In feeding therapy for children, however, observation and evaluation of eating scenes are of particular importance [26]. Telemedicine allows the observation of a patient’s eating ability in a daily setting. In outpatient treatment, it is often the case that patients cannot demonstrate their full abilities because the situation is different from that of their daily lives, and they are required to eat under supervision. Telemedicine allows children and their family members to eat in a relaxed state in a familiar environment. While performing telemedicine, it is important to remember that is not applicable to detailed examinations, such as videofluoroscopic examinations and videoendoscopic evaluation of swallowing or functional training that requires guidance through body contact.

After completing the feeding therapy program in this study, there was no significant difference between the in-person and telemedicine groups regarding change in the feeding developmental stage from the initial to final evaluation, suggesting that children in both groups acquired feeding function at the same pace. There was also no difference between the two groups regarding the change in developmental stage between the initial and final evaluation. In both groups, the most common developmental stage was the ability to push mashed food with the tongue against the anterior hard palate, which in many patients improved to the ability to perform mastication after completing feeding therapy. This suggests that the therapy strategy aimed at acquiring the ability to perform mastication was most effective in both in-person and telemedicine settings.

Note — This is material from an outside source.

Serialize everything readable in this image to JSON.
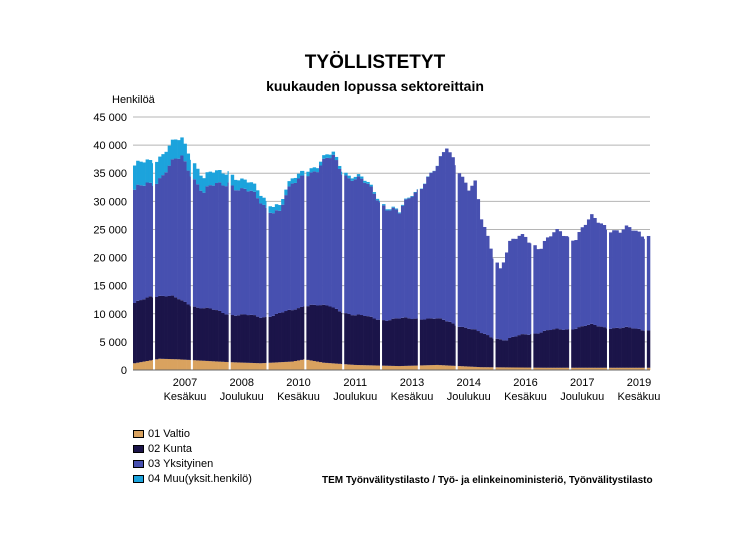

In feeding training for children, methods to improve mastication change with the patient’s developmental stage and include exercising the oral muscles (through massaging), training in basic chewing skills, and changing the diet to include slightly firmer food for chewing with the molar teeth [28]. These training methods are communicated by dentists or dental hygienists to parents/guardians verbally or using a manual with illustrations. The treatment is then administered by the parents/guardians, requiring no physical contact by the healthcare providers. Therefore, our results indicate that telemedicine was also effective in promoting improved feeding function, as long as the patients are capable of oral feeding.

The results of this study showed that, despite various individual and baseline characteristics, many patients in both in-person and telemedicine groups had improved feeding developmental stage. In telemedicine-based feeding therapy, a preceding in-person examination, diagnosis, and treatment planning, as well as direct guidance, are crucial. Based on our current study results, future guidelines should be developed to provide appropriate feeding therapy through telemedicine.

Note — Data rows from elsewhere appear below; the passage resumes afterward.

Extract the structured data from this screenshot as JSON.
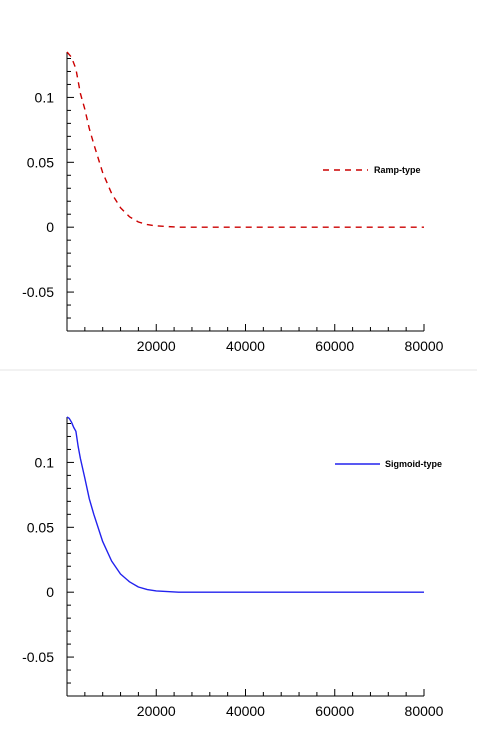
{
  "chart_data": [
    {
      "type": "line",
      "xlim": [
        0,
        80000
      ],
      "ylim": [
        -0.08,
        0.135
      ],
      "x_ticks": [
        20000,
        40000,
        60000,
        80000
      ],
      "x_tick_labels": [
        "20000",
        "40000",
        "60000",
        "80000"
      ],
      "y_ticks": [
        0.1,
        0.05,
        0,
        -0.05
      ],
      "y_tick_labels": [
        "0.1",
        "0.05",
        "0",
        "-0.05"
      ],
      "grid": false,
      "legend_position": "right",
      "series": [
        {
          "name": "Ramp-type",
          "color": "#cc0000",
          "line_style": "dashed",
          "x": [
            0,
            1000,
            2000,
            3000,
            4000,
            5000,
            6000,
            8000,
            10000,
            12000,
            14000,
            16000,
            18000,
            20000,
            25000,
            30000,
            40000,
            50000,
            60000,
            70000,
            80000
          ],
          "y": [
            0.135,
            0.131,
            0.122,
            0.103,
            0.091,
            0.076,
            0.064,
            0.042,
            0.026,
            0.015,
            0.008,
            0.004,
            0.002,
            0.001,
            0.0,
            0.0,
            0.0,
            0.0,
            0.0,
            0.0,
            0.0
          ]
        }
      ]
    },
    {
      "type": "line",
      "xlim": [
        0,
        80000
      ],
      "ylim": [
        -0.08,
        0.135
      ],
      "x_ticks": [
        20000,
        40000,
        60000,
        80000
      ],
      "x_tick_labels": [
        "20000",
        "40000",
        "60000",
        "80000"
      ],
      "y_ticks": [
        0.1,
        0.05,
        0,
        -0.05
      ],
      "y_tick_labels": [
        "0.1",
        "0.05",
        "0",
        "-0.05"
      ],
      "grid": false,
      "legend_position": "top-right",
      "series": [
        {
          "name": "Sigmoid-type",
          "color": "#2222ee",
          "line_style": "solid",
          "x": [
            0,
            500,
            1000,
            1500,
            2000,
            2500,
            3000,
            4000,
            5000,
            6000,
            8000,
            10000,
            12000,
            14000,
            16000,
            18000,
            20000,
            25000,
            30000,
            40000,
            50000,
            60000,
            70000,
            80000
          ],
          "y": [
            0.135,
            0.134,
            0.131,
            0.127,
            0.124,
            0.112,
            0.103,
            0.088,
            0.072,
            0.06,
            0.039,
            0.024,
            0.014,
            0.008,
            0.004,
            0.002,
            0.001,
            0.0,
            0.0,
            0.0,
            0.0,
            0.0,
            0.0,
            0.0
          ]
        }
      ]
    }
  ]
}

A limitation of this study is that it was conducted at only two affiliated medical institutions. While this had the advantage of maintaining the quality of the content of feeding therapy, we plan to conduct a multicenter study to clarify the efficacy of telemedicine-based feeding therapy in the future. Another limitation is that none of the patients who were incapable of oral feeding showed improvement in the feeding developmental stage through telemedicine, suggesting that telemedicine may not be effective in patients with severe dysphagia. This issue should be addressed in further studies with a larger sample size. Finally, the rapid increase in the use of telemedicine is largely due to the need to mitigate the spread of COVID-19. Although the COVID-19 pandemic will subside in the near future [29], it cannot be ruled out that similar infectious disease outbreaks can occur in the future. To prepare for such events, it is important to explore methods to provide high-quality telemedicine.

Conclusion

Our results show that telemedicine-based feeding therapy can achieve the same therapeutic outcomes as in-person therapy. Telemedicine is expected to be increasingly used in dysphagia rehabilitation.